Human rights groups have told the United Nations Human Rights Council, which has been carrying out an investigation into Israel’s use of lethal fire against the protestors, that there is no evidence that a single protester in Gaza killed during the march was armed. This gives the lie to the government’s claims that it faced armed terrorists planning to rush the border with Israel.
Foreign Minister Israel Katz said in a radio interview several days ago that Israel had not demolished a West Bank Bedouin village close to several Israeli settlement blocs that had been slated for demolition. He admitted that the decision not to demolish the hamlet was due to Bensouda’s statement that the act might constitute a war crime.
Netanyahu had pulled back, Katz said, lest the destruction of the hamlet become the deciding factor in a decision to open an investigation against Israel. The High Court had given the go-ahead for the demolition and Netanyahu had repeatedly promised in the recent election campaigns to raze the village. Gideon Sa’ar, Netanyahu’s unsuccessful challenger for the Likud Party leadership, lambasted him for failing to do so.
The prosecutor’s announcement is a potential legal barrier to Israel’s threats to annex parts of the West Bank and establish settlements in breach of the ban on an occupying power settling civilians in or annexing occupied territory. While Netanyahu had promised to annex the Jordan Valley, more than one quarter of the occupied West Bank, before the March 2 election, he has delayed doing so because Bensouda cited the threat in her decision to move forward with an investigation.

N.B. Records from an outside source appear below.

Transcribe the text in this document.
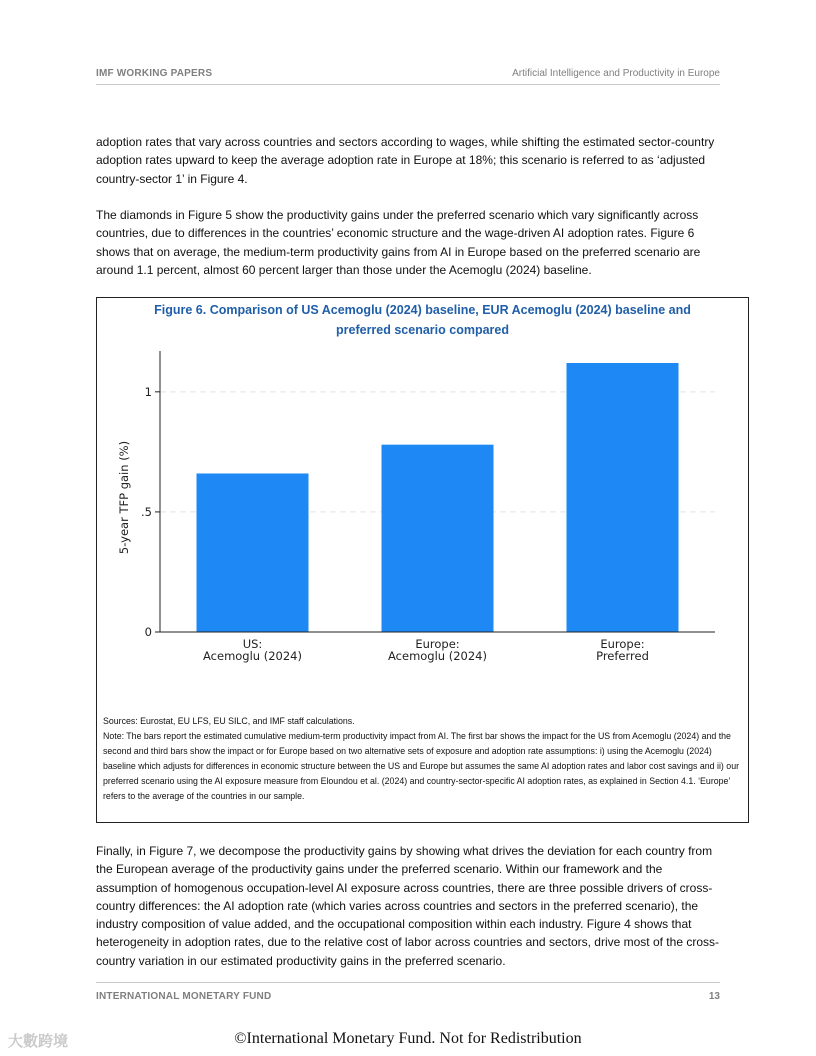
IMF WORKING PAPERS	Artificial Intelligence and Productivity in Europe

adoption rates that vary across countries and sectors according to wages, while shifting the estimated sector-country adoption rates upward to keep the average adoption rate in Europe at 18%; this scenario is referred to as ‘adjusted country-sector 1’ in Figure 4.

The diamonds in Figure 5 show the productivity gains under the preferred scenario which vary significantly across countries, due to differences in the countries’ economic structure and the wage-driven AI adoption rates. Figure 6 shows that on average, the medium-term productivity gains from AI in Europe based on the preferred scenario are around 1.1 percent, almost 60 percent larger than those under the Acemoglu (2024) baseline.

Figure 6. Comparison of US Acemoglu (2024) baseline, EUR Acemoglu (2024) baseline and
preferred scenario compared
US:
Acemoglu (2024)
Europe:
Acemoglu (2024)
Europe:
Preferred
0
.5
1
5-year TFP gain (%)
Sources: Eurostat, EU LFS, EU SILC, and IMF staff calculations.
Note: The bars report the estimated cumulative medium-term productivity impact from AI. The first bar shows the impact for the US from Acemoglu (2024) and the second and third bars show the impact or for Europe based on two alternative sets of exposure and adoption rate assumptions: i) using the Acemoglu (2024) baseline which adjusts for differences in economic structure between the US and Europe but assumes the same AI adoption rates and labor cost savings and ii) our preferred scenario using the AI exposure measure from Eloundou et al. (2024) and country-sector-specific AI adoption rates, as explained in Section 4.1. ‘Europe’ refers to the average of the countries in our sample.

Finally, in Figure 7, we decompose the productivity gains by showing what drives the deviation for each country from the European average of the productivity gains under the preferred scenario. Within our framework and the assumption of homogenous occupation-level AI exposure across countries, there are three possible drivers of cross-country differences: the AI adoption rate (which varies across countries and sectors in the preferred scenario), the industry composition of value added, and the occupational composition within each industry. Figure 4 shows that heterogeneity in adoption rates, due to the relative cost of labor across countries and sectors, drive most of the cross-country variation in our estimated productivity gains in the preferred scenario.

INTERNATIONAL MONETARY FUND	13
大數跨境	©International Monetary Fund. Not for Redistribution
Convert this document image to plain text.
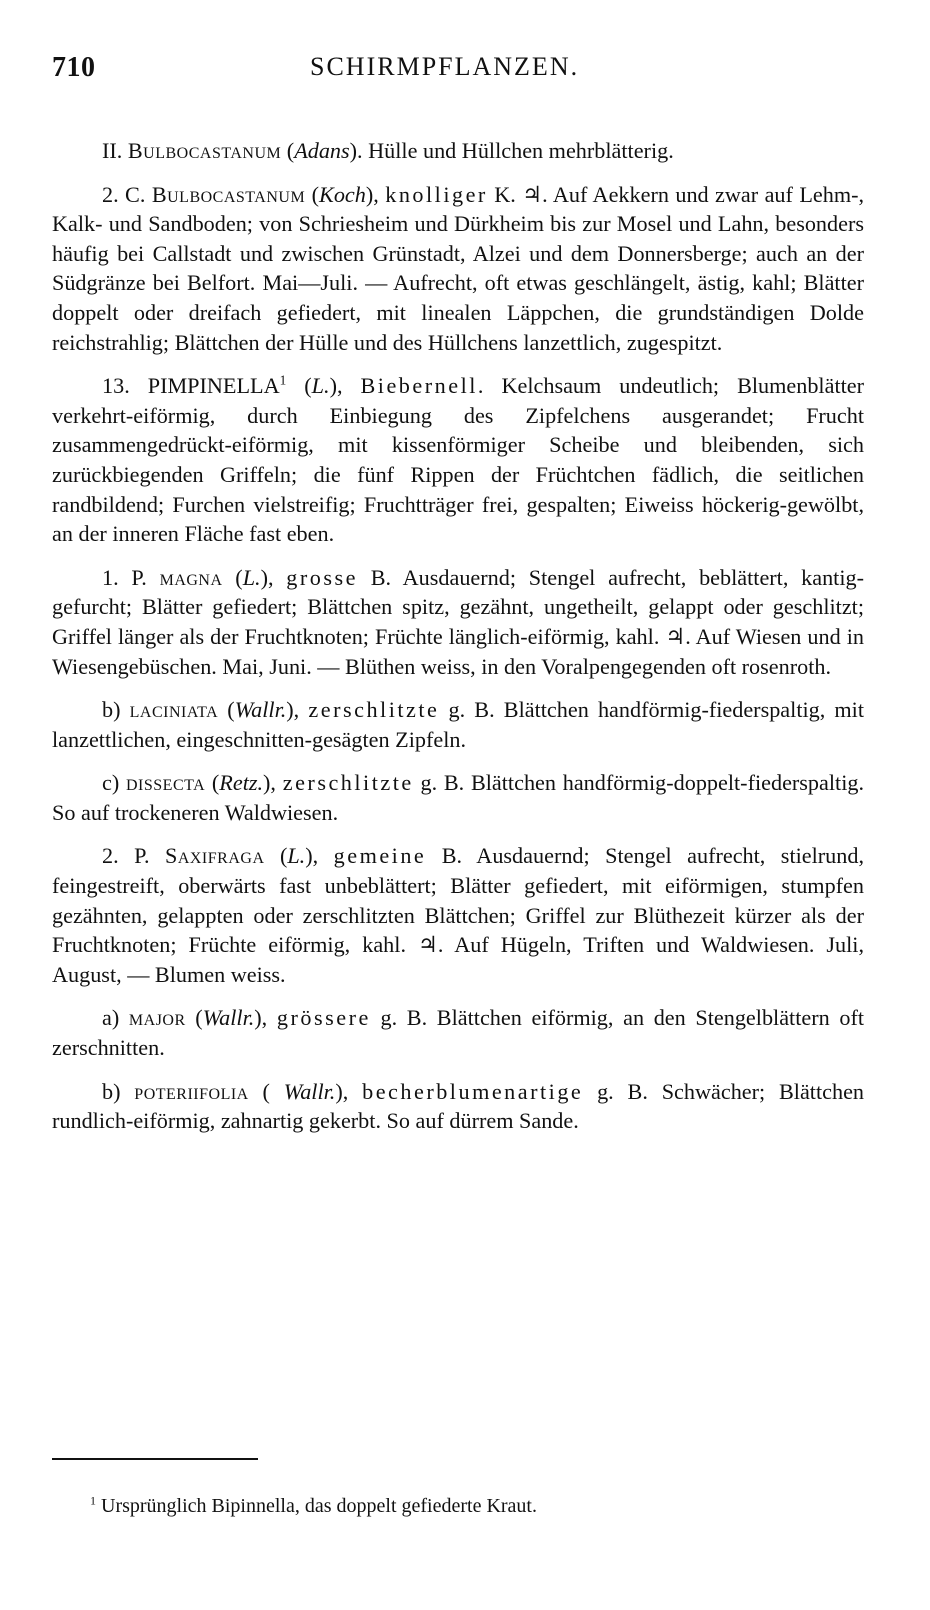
710	SCHIRMPFLANZEN.

II. Bulbocastanum (Adans). Hülle und Hüllchen mehrblätterig.

2. C. Bulbocastanum (Koch), knolliger K. ♃. Auf Aekkern und zwar auf Lehm-, Kalk- und Sandboden; von Schriesheim und Dürkheim bis zur Mosel und Lahn, besonders häufig bei Callstadt und zwischen Grünstadt, Alzei und dem Donnersberge; auch an der Südgränze bei Belfort. Mai—Juli. — Aufrecht, oft etwas geschlängelt, ästig, kahl; Blätter doppelt oder dreifach gefiedert, mit linealen Läppchen, die grundständigen Dolde reichstrahlig; Blättchen der Hülle und des Hüllchens lanzettlich, zugespitzt.

13. PIMPINELLA$^1$ (L.), Biebernell. Kelchsaum undeutlich; Blumenblätter verkehrt-eiförmig, durch Einbiegung des Zipfelchens ausgerandet; Frucht zusammengedrückt-eiförmig, mit kissenförmiger Scheibe und bleibenden, sich zurückbiegenden Griffeln; die fünf Rippen der Früchtchen fädlich, die seitlichen randbildend; Furchen vielstreifig; Fruchtträger frei, gespalten; Eiweiss höckerig-gewölbt, an der inneren Fläche fast eben.

1. P. magna (L.), grosse B. Ausdauernd; Stengel aufrecht, beblättert, kantig-gefurcht; Blätter gefiedert; Blättchen spitz, gezähnt, ungetheilt, gelappt oder geschlitzt; Griffel länger als der Fruchtknoten; Früchte länglich-eiförmig, kahl. ♃. Auf Wiesen und in Wiesengebüschen. Mai, Juni. — Blüthen weiss, in den Voralpengegenden oft rosenroth.

b) laciniata (Wallr.), zerschlitzte g. B. Blättchen handförmig-fiederspaltig, mit lanzettlichen, eingeschnitten-gesägten Zipfeln.

c) dissecta (Retz.), zerschlitzte g. B. Blättchen handförmig-doppelt-fiederspaltig. So auf trockeneren Waldwiesen.

2. P. Saxifraga (L.), gemeine B. Ausdauernd; Stengel aufrecht, stielrund, feingestreift, oberwärts fast unbeblättert; Blätter gefiedert, mit eiförmigen, stumpfen gezähnten, gelappten oder zerschlitzten Blättchen; Griffel zur Blüthezeit kürzer als der Fruchtknoten; Früchte eiförmig, kahl. ♃. Auf Hügeln, Triften und Waldwiesen. Juli, August, — Blumen weiss.

a) major (Wallr.), grössere g. B. Blättchen eiförmig, an den Stengelblättern oft zerschnitten.

b) poteriifolia ( Wallr.), becherblumenartige g. B. Schwächer; Blättchen rundlich-eiförmig, zahnartig gekerbt. So auf dürrem Sande.

$^1$ Ursprünglich Bipinnella, das doppelt gefiederte Kraut.
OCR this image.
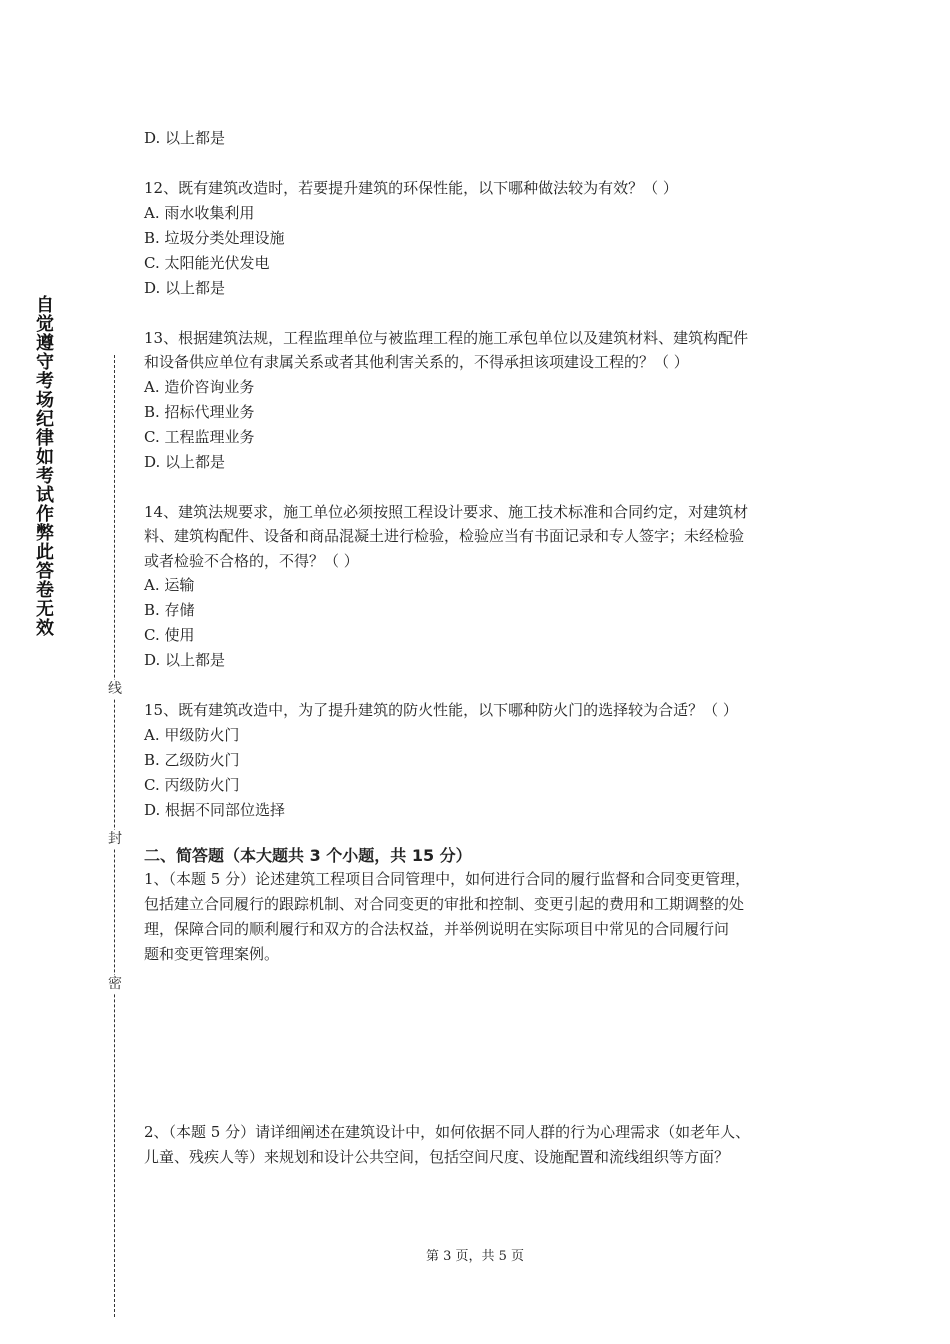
自觉遵守考场纪律如考试作弊此答卷无效
线
封
密
D. 以上都是
12、既有建筑改造时，若要提升建筑的环保性能，以下哪种做法较为有效？（ ）
A. 雨水收集利用
B. 垃圾分类处理设施
C. 太阳能光伏发电
D. 以上都是
13、根据建筑法规，工程监理单位与被监理工程的施工承包单位以及建筑材料、建筑构配件
和设备供应单位有隶属关系或者其他利害关系的，不得承担该项建设工程的？（ ）
A. 造价咨询业务
B. 招标代理业务
C. 工程监理业务
D. 以上都是
14、建筑法规要求，施工单位必须按照工程设计要求、施工技术标准和合同约定，对建筑材
料、建筑构配件、设备和商品混凝土进行检验，检验应当有书面记录和专人签字；未经检验
或者检验不合格的，不得？（ ）
A. 运输
B. 存储
C. 使用
D. 以上都是
15、既有建筑改造中，为了提升建筑的防火性能，以下哪种防火门的选择较为合适？（ ）
A. 甲级防火门
B. 乙级防火门
C. 丙级防火门
D. 根据不同部位选择
二、简答题（本大题共 3 个小题，共 15 分）
1、（本题 5 分）论述建筑工程项目合同管理中，如何进行合同的履行监督和合同变更管理，
包括建立合同履行的跟踪机制、对合同变更的审批和控制、变更引起的费用和工期调整的处
理，保障合同的顺利履行和双方的合法权益，并举例说明在实际项目中常见的合同履行问
题和变更管理案例。
2、（本题 5 分）请详细阐述在建筑设计中，如何依据不同人群的行为心理需求（如老年人、
儿童、残疾人等）来规划和设计公共空间，包括空间尺度、设施配置和流线组织等方面？
第 3 页，共 5 页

Israeli leaders universally condemned Bensouda’s announcement, with Netanyahu calling it “a dark day for truth and justice” and an “absurd” decision showing that the court had become “a weapon in the political war against Israel.” He added, “The court has no jurisdiction in this case. The ICC only has jurisdiction over petitions submitted by sovereign states. But there has never been a Palestinian state.”
Netanyahu’s rival Gantz, one of the main criminals likely to be investigated, also lashed out at Bensouda, declaring the decision was “a political decision, not a legal one.” He added that “the Israeli army is one of the most moral militaries in the world,” and that “the Israeli army and state of Israel do not commit war crimes.”
It is expected that Israel will refuse to cooperate with the ICC, as in 2003, when the UN asked the ICC to give an advisory opinion on the legal implications of Israel’s “security wall” between it and the West Bank.
The ICC has come under pressure from the major powers. Bensouda has sought to deflect allegations of anti-Israel bias by likewise accusing the Palestinians of committing war crimes, despite the grossly uneven nature of Israel’s seven-week long war against Gaza in 2014 and provisions in the UN Charter recognizing the right of self-defense when attacked.
The US, under Obama and even more so under Trump, has proposed various initiatives threatening US legal action against the ICC should it act against Israel.
Last April, the Trump administration revoked Bensouda’s entry visa to the US after she announced her intention to investigate potential war crimes by US soldiers in Afghanistan in 2003 and 2004. Secretary of State Mike Pompeo said the US would impose restrictions on any ICC staff who investigated US or allied personnel, marking an intensification of Washington’s policy of non-cooperation with the ICC and a further rejection of international law.